The $157,673 grant comes from the National Science Foundation's Approaches
to Combat Terrorism program. It was selected in coordination with the
nation's intelligence agencies.

The NSF's Leland Jameson said the foundation judged the proposal strictly on
its broader scientific merit, leaving it to the intelligence community to
determine its national security value. Neither the CIA nor the FBI would
comment on the grant, with a CIA spokeswoman citing the confidentiality of
sources and methods.

Security officials know al-Qaida and other terrorist groups use the internet
for everything from propaganda to offering tips on kidnapping.
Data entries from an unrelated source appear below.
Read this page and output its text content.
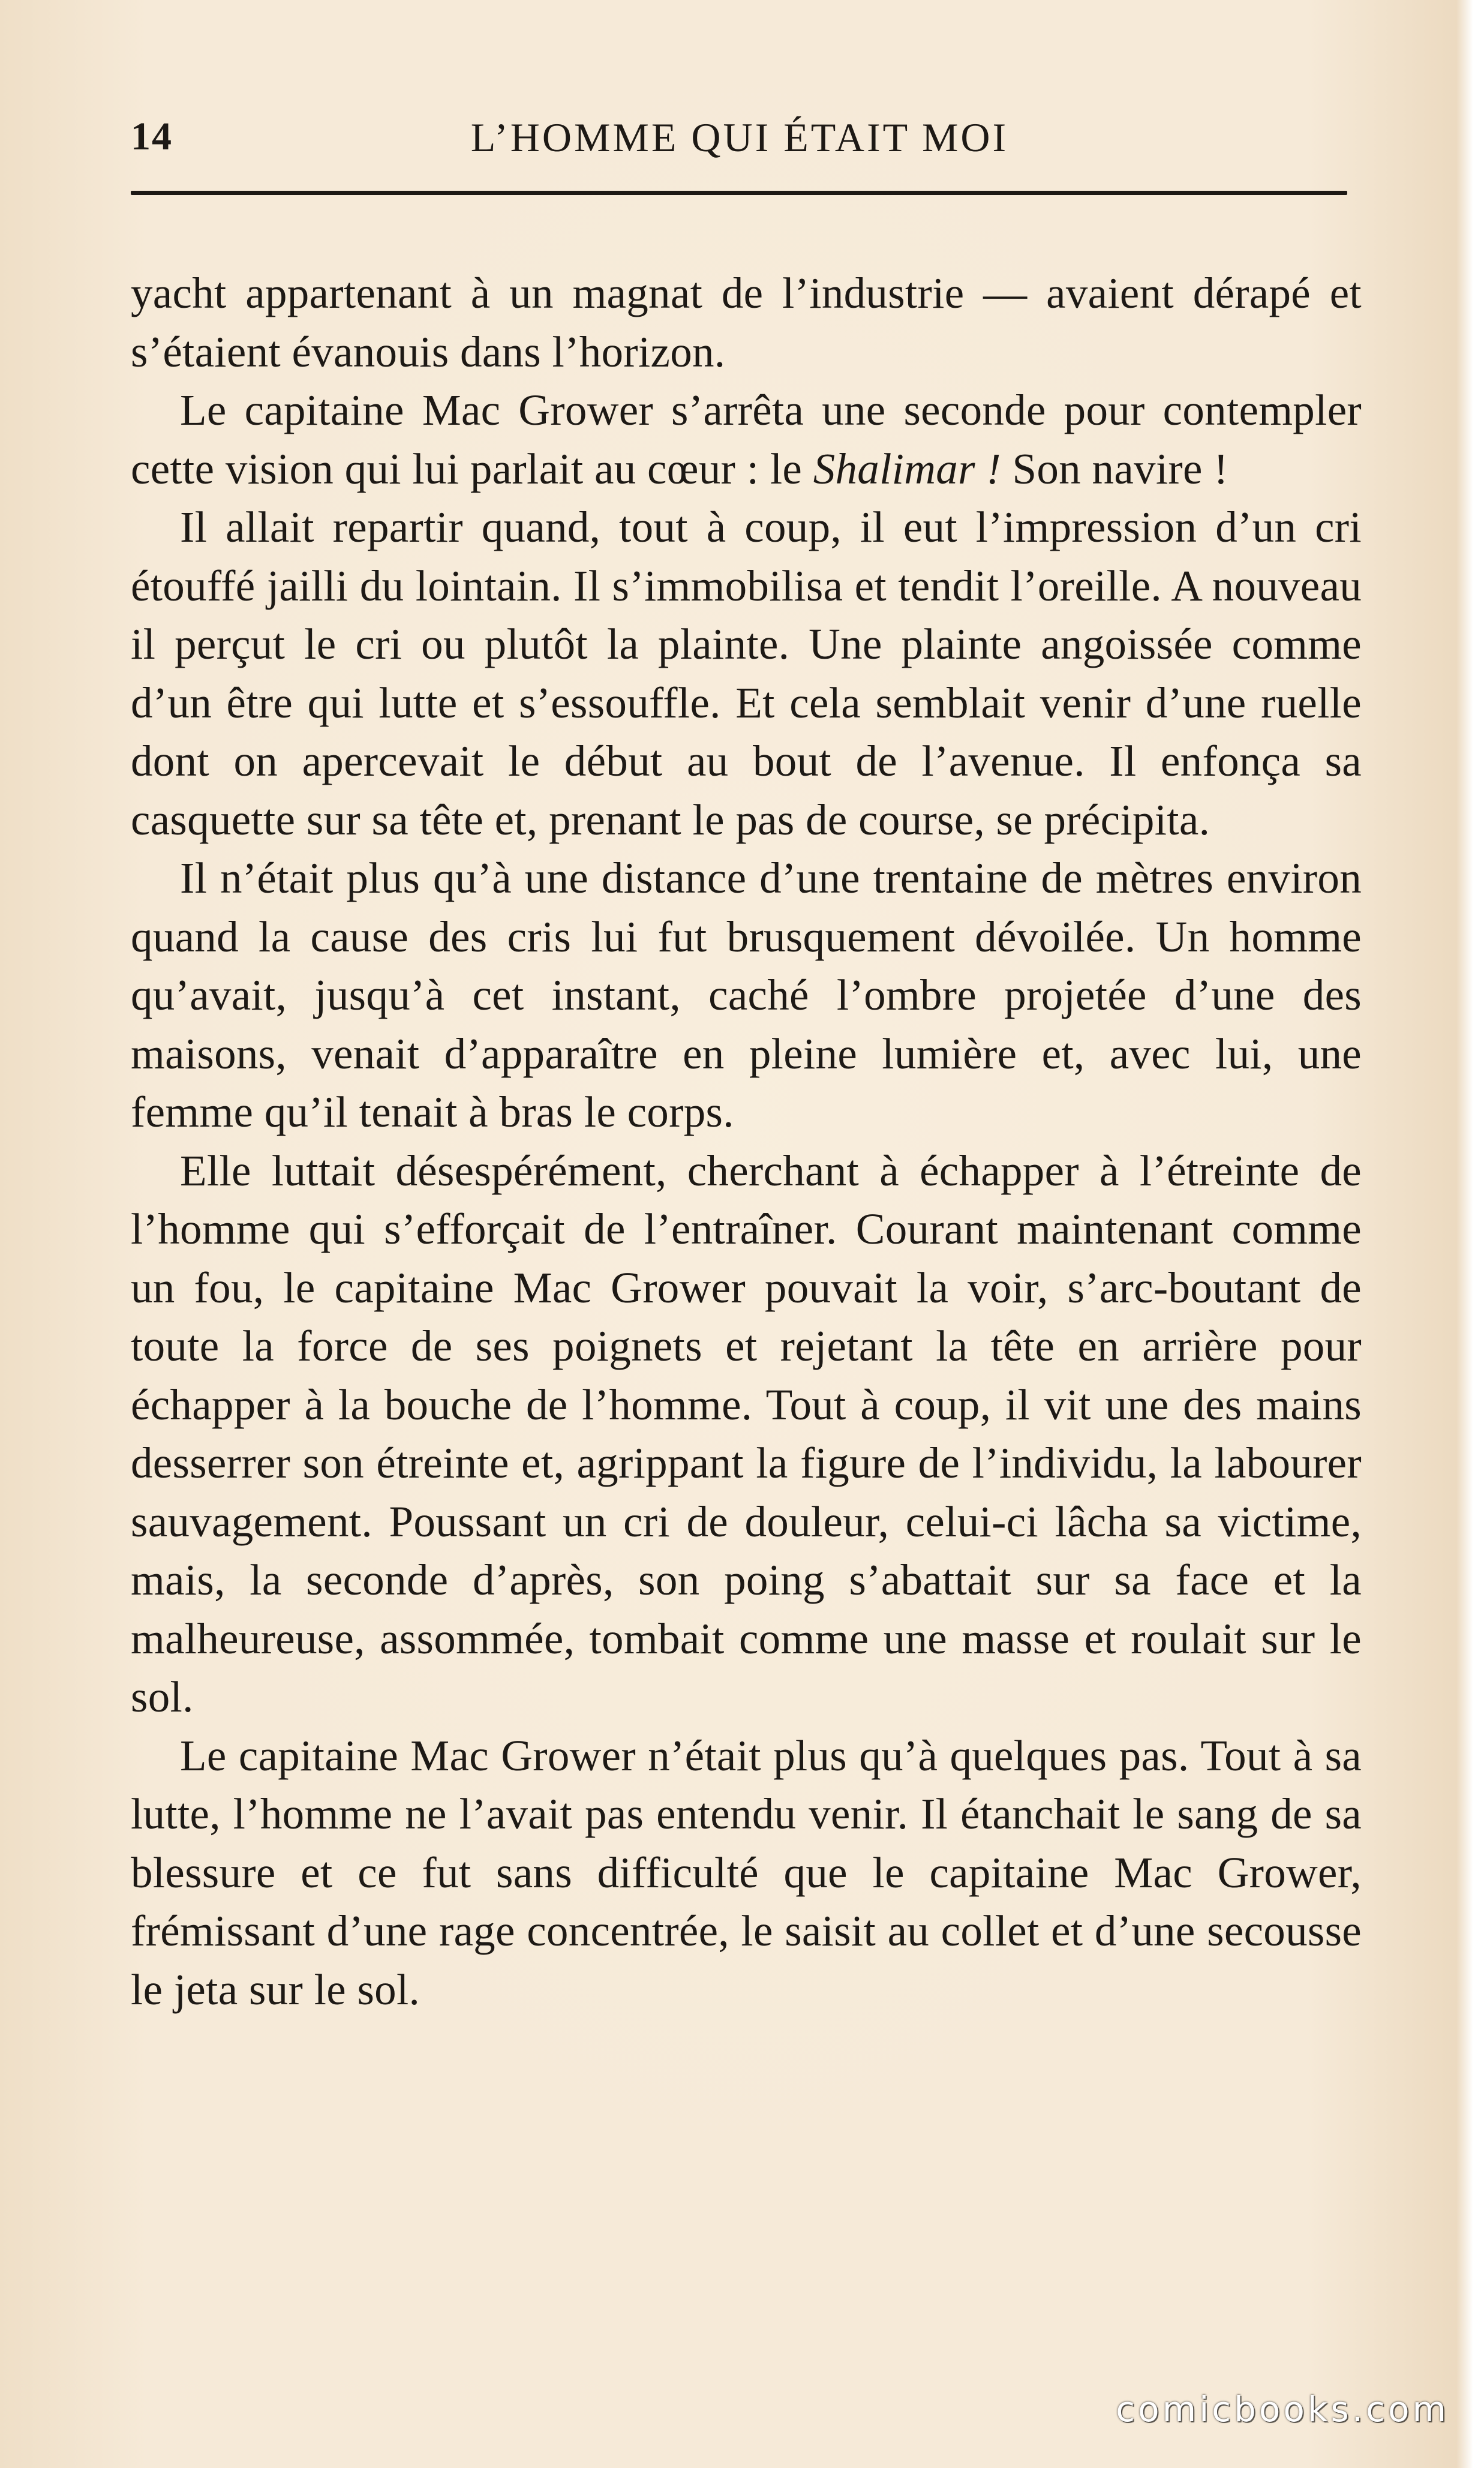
14	L’HOMME QUI ÉTAIT MOI

yacht appartenant à un magnat de l’industrie — avaient dérapé et s’étaient évanouis dans l’horizon.

Le capitaine Mac Grower s’arrêta une seconde pour contempler cette vision qui lui parlait au cœur : le Shalimar ! Son navire !

Il allait repartir quand, tout à coup, il eut l’impression d’un cri étouffé jailli du lointain. Il s’immobilisa et tendit l’oreille. A nouveau il perçut le cri ou plutôt la plainte. Une plainte angoissée comme d’un être qui lutte et s’essouffle. Et cela semblait venir d’une ruelle dont on apercevait le début au bout de l’avenue. Il enfonça sa casquette sur sa tête et, prenant le pas de course, se précipita.

Il n’était plus qu’à une distance d’une trentaine de mètres environ quand la cause des cris lui fut brusquement dévoilée. Un homme qu’avait, jusqu’à cet instant, caché l’ombre projetée d’une des maisons, venait d’apparaître en pleine lumière et, avec lui, une femme qu’il tenait à bras le corps.

Elle luttait désespérément, cherchant à échapper à l’étreinte de l’homme qui s’efforçait de l’entraîner. Courant maintenant comme un fou, le capitaine Mac Grower pouvait la voir, s’arc-boutant de toute la force de ses poignets et rejetant la tête en arrière pour échapper à la bouche de l’homme. Tout à coup, il vit une des mains desserrer son étreinte et, agrippant la figure de l’individu, la labourer sauvagement. Poussant un cri de douleur, celui-ci lâcha sa victime, mais, la seconde d’après, son poing s’abattait sur sa face et la malheureuse, assommée, tombait comme une masse et roulait sur le sol.

Le capitaine Mac Grower n’était plus qu’à quelques pas. Tout à sa lutte, l’homme ne l’avait pas entendu venir. Il étanchait le sang de sa blessure et ce fut sans difficulté que le capitaine Mac Grower, frémissant d’une rage concentrée, le saisit au collet et d’une secousse le jeta sur le sol.

comicbooks.com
But it's not
clear if terrorists rely much on chat rooms for planning and coordination.

Michael Vatis, founding director of the National Infrastructure Protection
Center and now a consultant, said he had heard of terrorists using chat
rooms, which he said offer some security as long as code phrases are used.
Other cybersecurity experts doubted chat rooms' usefulness to terrorists
given the other current options, from web mail to hiding messages on
designated web pages that can only be seen by those who know where to look.

"In a world in which you can embed your message in a pixel on a picture on a
homepage about tea cozies, I don't know whether if you're any better if you
think chat would be any particular magnet," Jonathan Zittrain, an Internet
scholar at Harvard Law School.

Because they are focusing on public chat rooms, authorities are not
violating constitutional rights to privacy when they keep an eye on the
traffic, experts said. Law enforcement agents have trolled chat rooms for
years in search of pedophiles, sometimes adopting profiles making it look
like they are young teens.

But the idea of the government reviewing massive amounts of public
communications still raises some concerns.

Mark Rasch, a former head of the Justice Department's computer crimes unit,
said such a system would bring the country one step closer to the Pentagon's
much-maligned Terrorism Information Awareness program. Research on that
massive data-mining project was halted after an uproar over its impact on
privacy. "It's the ability to gather and analyze massive amounts of data
that creates the privacy problem," Rasch said, "even though no individual
bit of data is particularly private."